3000 Miles to Graceland
(SPOILERS) The kind of movie that makes your average Tarantino knockoff look classy, 3000 Miles to Graceland is both aggressively unpleasant and acutely absent any virtues, either as a script or a stylistic exercise. The most baffling thing about it is how it attracted Kevin Costner and Kurt Russell, particularly since both ought to have been extra choosy at this point, having toplined expensive bombs in the previous half decade that made them significantly less bankable names. And if you’re wondering how this managed to cost the $62m reported on Wiki, it didn’t; Franchise Pictures, one of the backers, was in the business of fraudulently inflating budgets.
Even a price tag of $47.4m seems waaaay too high for this dreck, though. Demian Lichtenstein, perhaps significantly, has never been heard of again as a movie director (IMDB references “a vast body of work in the music industry” which may explain the hideous metal garbage soundtrack accompanying any action “sequence” – I say sequence, because the choices of shots and edits are so egregiously incontinent throughout, one might assume he was actively attempting to create a dramatically incoherent movie. It seems, at some point, that Lichenstein was divested of this burden, as both Costner and Russell commandeered duelling cuts, the latter favouring a more humorous tone while Costner was more action-focussed. Dances with Clams won out.

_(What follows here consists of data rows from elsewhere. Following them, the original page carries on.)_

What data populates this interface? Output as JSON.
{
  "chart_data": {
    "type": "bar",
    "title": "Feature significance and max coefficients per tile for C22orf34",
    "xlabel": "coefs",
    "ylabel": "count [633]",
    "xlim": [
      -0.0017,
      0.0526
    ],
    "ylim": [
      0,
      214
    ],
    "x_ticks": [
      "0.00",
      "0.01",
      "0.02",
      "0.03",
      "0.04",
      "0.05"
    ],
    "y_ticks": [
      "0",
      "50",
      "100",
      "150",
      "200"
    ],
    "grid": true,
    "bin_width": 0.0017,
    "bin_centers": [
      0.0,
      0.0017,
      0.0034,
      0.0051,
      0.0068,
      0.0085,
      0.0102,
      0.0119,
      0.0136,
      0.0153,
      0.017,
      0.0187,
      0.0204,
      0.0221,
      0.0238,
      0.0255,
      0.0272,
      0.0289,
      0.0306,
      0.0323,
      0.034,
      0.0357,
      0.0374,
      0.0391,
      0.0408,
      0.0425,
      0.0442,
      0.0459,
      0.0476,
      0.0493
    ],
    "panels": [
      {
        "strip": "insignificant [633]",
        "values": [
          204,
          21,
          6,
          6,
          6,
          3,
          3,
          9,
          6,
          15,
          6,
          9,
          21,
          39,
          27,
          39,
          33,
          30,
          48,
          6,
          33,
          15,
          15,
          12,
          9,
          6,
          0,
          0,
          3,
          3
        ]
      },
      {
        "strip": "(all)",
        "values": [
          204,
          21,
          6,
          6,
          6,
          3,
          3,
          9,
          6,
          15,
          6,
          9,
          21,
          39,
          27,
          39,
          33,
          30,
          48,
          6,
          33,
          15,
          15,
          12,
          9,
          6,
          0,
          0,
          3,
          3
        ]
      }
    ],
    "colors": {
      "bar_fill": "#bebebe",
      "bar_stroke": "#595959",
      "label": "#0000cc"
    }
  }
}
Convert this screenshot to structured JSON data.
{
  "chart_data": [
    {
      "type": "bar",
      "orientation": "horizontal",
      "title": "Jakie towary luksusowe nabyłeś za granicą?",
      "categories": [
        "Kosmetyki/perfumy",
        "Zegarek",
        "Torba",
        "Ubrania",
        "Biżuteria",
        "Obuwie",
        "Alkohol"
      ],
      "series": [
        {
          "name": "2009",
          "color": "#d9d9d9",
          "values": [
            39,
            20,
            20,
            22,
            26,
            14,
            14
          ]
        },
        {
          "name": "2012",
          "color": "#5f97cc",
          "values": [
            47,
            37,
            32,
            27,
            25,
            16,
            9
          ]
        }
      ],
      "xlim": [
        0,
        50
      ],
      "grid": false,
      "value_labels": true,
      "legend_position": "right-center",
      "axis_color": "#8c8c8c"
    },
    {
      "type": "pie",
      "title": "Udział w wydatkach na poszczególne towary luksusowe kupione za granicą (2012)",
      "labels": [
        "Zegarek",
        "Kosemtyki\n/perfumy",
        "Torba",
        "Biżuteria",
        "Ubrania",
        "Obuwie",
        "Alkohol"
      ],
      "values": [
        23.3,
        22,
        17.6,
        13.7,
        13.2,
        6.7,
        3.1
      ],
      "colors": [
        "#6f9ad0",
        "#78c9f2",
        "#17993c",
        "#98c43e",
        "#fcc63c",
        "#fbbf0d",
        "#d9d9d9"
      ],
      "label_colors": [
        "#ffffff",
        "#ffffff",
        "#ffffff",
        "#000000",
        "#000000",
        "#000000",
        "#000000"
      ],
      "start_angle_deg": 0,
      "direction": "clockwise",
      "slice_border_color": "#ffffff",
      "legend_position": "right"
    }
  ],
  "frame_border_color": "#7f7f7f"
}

But alas, Costner didn’t win off his Golden Razzie nomination for Worst Actor (one of five including Best Picture, Courtney Cox and screenplay, all of them legitimate in this instance). He is pretty awful here, though, pursuing his previously nascent desire to indulge the antihero (A Perfect World, Revenge, Waterworld) with a full-blown psycho. That might not be so bad, were Murphy an interesting psycho, but if Kev was able to add something to the noble hero (The Untouchables, for example), his scumbag is strictly one-note and rather dull.
Russell fares a little better, but not a lot, his Michael Zane required to romance/hate/be made a fool of by Cox’s Cybil and bond with her son (David Kaye). He at least gets to reprise Elvis (1979) over the end credits, striking a pose and lip-synching to the King. The casting is generally shockingly wasteful. David Arquette farts and dies. Bookeem Woodvine gets all kill crazy in Vegas and dies. Christian Slater, beginning a competition with Sean Bean (see also Windtalkers and Mindhunters) gets obstreperous with Costner and dies. Kevin Pollak and a pre-Sideways Thomas Haden Church are US Marshals hunting the felons. Ice-T shoots people upside down. Jon Lovitz is a money changer with a room full of stuffed animals.
I never bothered to check this out hitherto because I heard it was dreadful – it went straight-to-video in the UK – but I figured: it’s got Kurt and Kev in, it can’t be all bad, can it? It can, and it is, though. It’s the kind of movie that makes you think Costner entirely deserved to fall off his perch. And that Kurt, who never seemed overly invested in the star thing, simply had zero good taste (see also Escape from L.A., Poseidon, Death Proof). It would have been wisest just to stop watching as soon as the uber-rubbish CGI scorpions start duking it out over the opening credits. The rest of the movie is equally ugly.